Summary

This paper delves into the capacity of Large Language Models (LLMs) to learn from their errors, especially in tasks requiring reasoning. It introduces COTERRORSET, a novel benchmark comprising questions designed to elicit both correct responses and errors. The research presents two innovative approaches:

Self-Rethinking Prompting: Encourages models to reconsider their answers upon making similar errors.
Mistake Tuning: Involves fine-tuning the models using both correct and incorrect examples.

These methods aim to harness the educational potential of errors, with the goal of refining the reasoning abilities of LLMs by analyzing the nature and causes of their mistakes.

Methodology

Dataset: COTERRORSET

This dataset is curated by engaging with the LLM PaLM2 in a unique process:

PaLM2 is requested to answer questions and provide justifications.
Both accurate answers and errors are then fed back to PaLM2, prompting it to reflect on and explain its mistakes. These explanations form the COTERRORSET benchmark.

Approaches

The paper outlines the concepts of Self-Rethinking and Mistake Tuning. Initially, the relationship between these two strategies appears unclear. However, Figure 1 suggests a sequential application: Mistake Tuning is followed by Self-Rethinking.

Self-Rethinking

This involves a “backward-checking” phase, where the LLM reviews its reasoning process, specifically focusing on previously identified error types.

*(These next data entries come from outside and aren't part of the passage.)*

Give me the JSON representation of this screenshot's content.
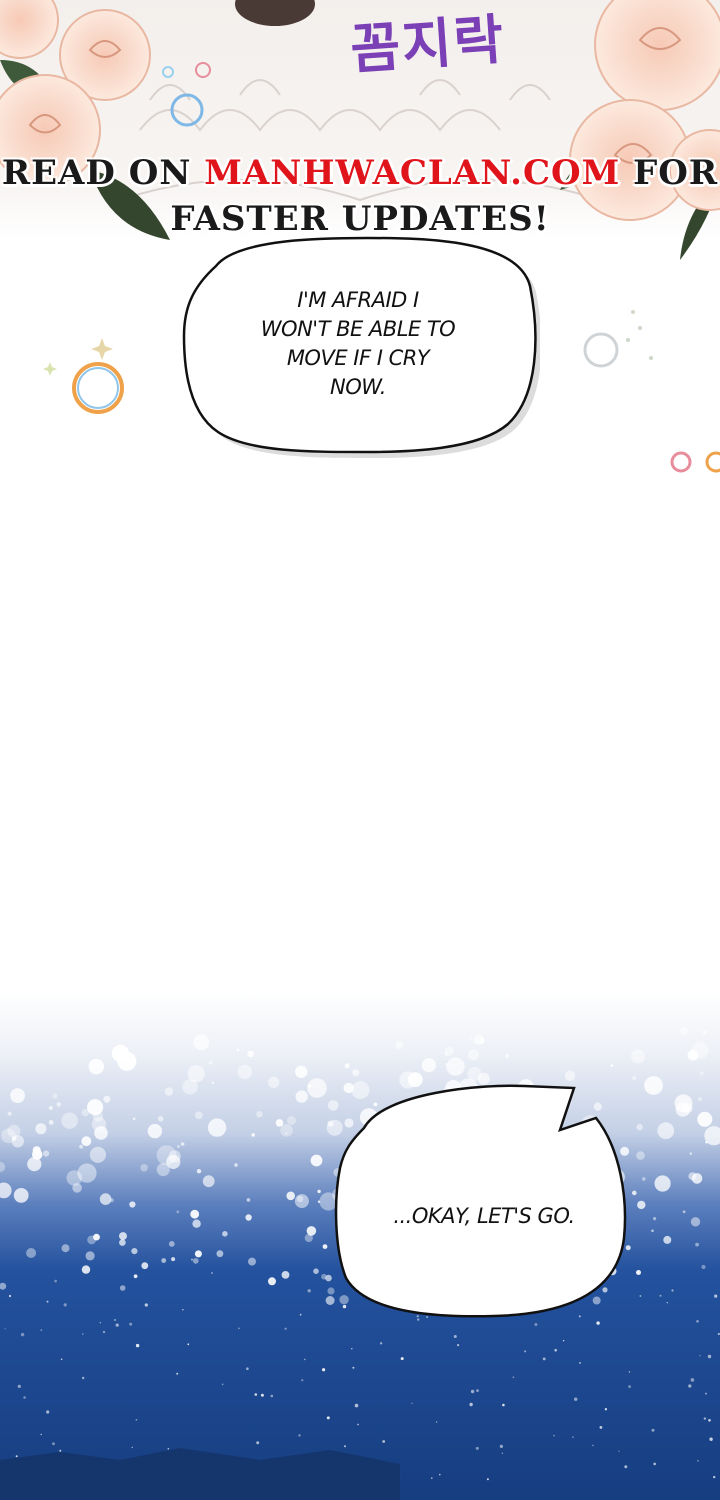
{
  "sfx": {
    "text": "꼼지락"
  },
  "promo": {
    "prefix": "READ ON ",
    "site": "MANHWACLAN.COM",
    "suffix": " FOR",
    "line2": "FASTER UPDATES!"
  },
  "bubbles": [
    {
      "lines": [
        "I'M AFRAID I",
        "WON'T BE ABLE TO",
        "MOVE IF I CRY",
        "NOW."
      ]
    },
    {
      "lines": [
        "...OKAY, LET'S GO."
      ]
    }
  ],
  "colors": {
    "accent_red": "#e0151b",
    "sfx_purple": "#7b3fb6",
    "night_blue": "#173f84"
  }
}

Although not extensively detailed, this phase implies that the LLM reassesses and corrects its reasoning without external input.

Mistake Tuning

The essence of this approach is straightforward: it employs two prefixes, “[CORRECT RATIONALE]” and “[INCORRECT RATIONALE]”, for fine-tuning the model on both accurate and erroneous justifications. This method, despite its simplicity, raises questions about its elegance and effectiveness.

Results

Comments

The concept of Self-Rethinking closely mirrors the “Reflexion” approach outlined by Shinn et al., 2023, albeit in a more foundational form.
Despite Figure 1 suggesting the potential for integrating both approaches, the experimental design treats them separately.
Evaluating these strategies independently may dilute the perceived significance of the study’s contributions.